Am 10. April ruft die Unabhängige Flugbegleiter Organisation, kurz UFO, das Kabinenpersonal von Lufthansa und Lufthansa CityLine zum Streik auf. Es drohen erneut eine Vielzahl an Flugausfällen.
Bauchlandung bei Lufthansa. Nach den Feierlichkeiten anlässlich des 100-jährigen Jubiläums folgt die harte Realität. Nachdem die Flugbegleitergewerkschaft UFO bereits am 12. Februar 2026 zu einem Streik aufrief, droht am Freitag, den 10. April 2026, erneut Chaos. Auf der Webseite der UFO ruft die Gewerkschaft ihre Mitglieder zu einem eintägigen Arbeitskampf an deutschen Flughäfen auf.
Das Wichtigste in Kürze
- Lufthansa und Lufthansa CityLine drohen Flugausfälle
- Die UFO ruft ihre Mitglieder zu einem eintätigen Streik auf
- Bestreikt werden neun deutsche Flughäfen
Eintägiger Arbeitskampf an insgesamt neun deutschen Flughäfen
Die Flugbegleitergewerkschaft UFO ruft das Kabinenpersonal der Lufthansa für Freitag, den 10. April 2026, von 00:01 Uhr bis 22:00 Uhr zu einem Streik auf. Als Grund nennt die UFO die gescheiterten Verhandlungen über verbesserte Arbeitsbedingungen für die rund 19.000 Flugbegleiterinnen und Flugbegleiter bei Lufthansa. Nach derzeitigem Stand sollen alle Abflüge der Lufthansa an den Drehkreuzen Frankfurt und München bestreikt werden.
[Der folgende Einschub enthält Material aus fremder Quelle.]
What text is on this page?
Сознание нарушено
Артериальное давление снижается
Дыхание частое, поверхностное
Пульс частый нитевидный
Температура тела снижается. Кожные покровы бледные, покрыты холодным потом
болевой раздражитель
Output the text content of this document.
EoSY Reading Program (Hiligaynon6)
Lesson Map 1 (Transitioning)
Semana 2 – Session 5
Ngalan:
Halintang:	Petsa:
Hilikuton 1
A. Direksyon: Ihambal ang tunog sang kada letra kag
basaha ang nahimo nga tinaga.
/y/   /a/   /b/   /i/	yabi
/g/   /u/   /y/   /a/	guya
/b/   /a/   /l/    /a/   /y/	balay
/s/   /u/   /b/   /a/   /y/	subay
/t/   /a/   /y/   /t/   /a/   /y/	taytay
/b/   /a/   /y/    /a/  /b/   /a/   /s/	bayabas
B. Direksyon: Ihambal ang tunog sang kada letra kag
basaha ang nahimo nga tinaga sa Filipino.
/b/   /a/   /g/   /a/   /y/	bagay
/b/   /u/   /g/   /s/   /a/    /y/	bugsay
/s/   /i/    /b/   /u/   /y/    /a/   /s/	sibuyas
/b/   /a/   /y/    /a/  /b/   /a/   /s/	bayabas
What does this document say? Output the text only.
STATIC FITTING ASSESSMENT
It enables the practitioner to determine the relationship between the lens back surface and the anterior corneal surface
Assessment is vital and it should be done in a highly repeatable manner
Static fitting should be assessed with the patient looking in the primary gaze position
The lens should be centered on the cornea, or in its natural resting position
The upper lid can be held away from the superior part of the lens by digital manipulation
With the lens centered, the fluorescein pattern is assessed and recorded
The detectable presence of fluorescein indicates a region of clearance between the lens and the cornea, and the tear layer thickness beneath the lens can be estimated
Somit drohen erneut etliche Flugausfälle.
Diese Situation wäre vermeidbar gewesen – die Verantwortung liegt bei der Lufthansa, die es bislang nicht einmal geschafft hat, ein verhandlungsfähiges Angebot vorzulegen. Wenn sich die Arbeitgeberseite nicht bewegt, müssen wir sie dazu bewegen
Joachim Vázquez Bürger, Chef der UFO

Darüber hinaus soll im selben Zeitfenster das Kabinenpersonal der Lufthansa CityLine ihre Arbeit niederlegen. Alle Abflüge der Lufthansa CityLine von den Flughäfen Frankfurt, München, Hamburg, Bremen, Stuttgart, Köln, Düsseldorf, Berlin und Hannover sollen bestreikt werden.
Auf der Webseite der UFO heißt es:
Seit unserem Warnstreik am 12.02.2026 sind nunmehr acht Wochen (!) vergangen. Statt die Zeit zu nutzen, um auf unsere Forderungen zu einem neuen Manteltarifvertrag einzugehen oder zumindest ein verhandlungsfähiges Angebot zu unterbreiten, hat Lufthansa sich nicht auf uns zu bewegt. Die Verhandlungen sind daher gescheitert.
Der Zeitpunkt des Streiks ist durchaus brisant. In einigen Bundesländern enden die Osterferien. Der Rückreiseverkehr bringt ein erhöhtes Passagieraufkommen mit sich.